The representatives of the Paris Club creditor countries met in Paris
on 29 June 2005 and expressed their readiness, consistent with their
national laws and regulations, to enter into negotiations with the
Nigerian authorities in the months to come on a comprehensive debt
treatment. They took note of the economic reform program implemented
by the Nigerian authorities since 2003 and of their willingness to
take advantage of exceptional revenues in order to finance an exit
treatment from the Paris Club.

This announcement takes place after Nigeria has recently been declared
eligible to IDA-only borrowing status and at a time when Nigeria has
decided to renew closer relations with the International Financial
Institutions.
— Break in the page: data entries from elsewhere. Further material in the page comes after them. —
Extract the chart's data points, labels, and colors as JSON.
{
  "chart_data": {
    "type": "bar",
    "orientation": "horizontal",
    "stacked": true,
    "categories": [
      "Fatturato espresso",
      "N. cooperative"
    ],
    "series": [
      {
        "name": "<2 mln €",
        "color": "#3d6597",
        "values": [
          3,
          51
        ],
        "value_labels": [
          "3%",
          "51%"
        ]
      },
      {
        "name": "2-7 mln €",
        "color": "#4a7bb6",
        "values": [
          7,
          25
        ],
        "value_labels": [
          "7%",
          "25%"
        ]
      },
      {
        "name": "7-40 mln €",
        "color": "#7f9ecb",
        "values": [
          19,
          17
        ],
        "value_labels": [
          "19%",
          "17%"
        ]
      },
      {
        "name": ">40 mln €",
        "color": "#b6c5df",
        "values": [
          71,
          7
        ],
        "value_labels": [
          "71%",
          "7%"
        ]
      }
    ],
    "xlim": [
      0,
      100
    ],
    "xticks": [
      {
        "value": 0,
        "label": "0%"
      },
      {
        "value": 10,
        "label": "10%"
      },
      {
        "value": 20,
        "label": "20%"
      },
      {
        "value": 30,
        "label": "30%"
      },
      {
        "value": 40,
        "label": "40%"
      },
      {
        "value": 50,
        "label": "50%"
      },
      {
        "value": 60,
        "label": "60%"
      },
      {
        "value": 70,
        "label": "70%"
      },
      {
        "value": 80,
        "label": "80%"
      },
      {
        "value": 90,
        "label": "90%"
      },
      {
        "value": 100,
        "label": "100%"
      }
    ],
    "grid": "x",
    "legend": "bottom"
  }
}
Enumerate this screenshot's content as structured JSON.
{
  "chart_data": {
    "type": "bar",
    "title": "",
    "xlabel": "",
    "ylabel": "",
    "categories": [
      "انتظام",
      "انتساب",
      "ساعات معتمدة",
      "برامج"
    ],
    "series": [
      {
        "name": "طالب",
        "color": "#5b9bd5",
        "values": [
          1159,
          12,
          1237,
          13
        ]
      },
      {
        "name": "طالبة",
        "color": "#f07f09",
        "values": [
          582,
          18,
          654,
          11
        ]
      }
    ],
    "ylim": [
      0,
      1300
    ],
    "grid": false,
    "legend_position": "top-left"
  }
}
Creditors welcomed Nigeria's willingness to conclude a
policy support instrument (PSI) as soon as this new instrument is
approved by the board of the IMF, to pay all its arrears towards Paris
Club creditors and to treat them equitably. On this basis, this debt
treatment would include debt reduction up to Naples terms on eligible
debts and a buy back at a market related discount on the remaining
eligible debts after reduction.

This Agreement would be phased in relation with appropriate IMF review
under the PSI. This exceptional treatment of Nigeria's debt would
offer a fair, sustainable and definitive solution to Paris Club
creditors and Nigeria. The significant debt relief would ensure long
term debt sustainability and would represent an important contribution
by Nigeria's Paris Club creditors to its economic development. It
would also help Nigeria in its fight against poverty.

Paris Club creditors are ready to invite Nigeria to negotiate in Paris
as soon as it has concluded a policy support instrument with the IMF.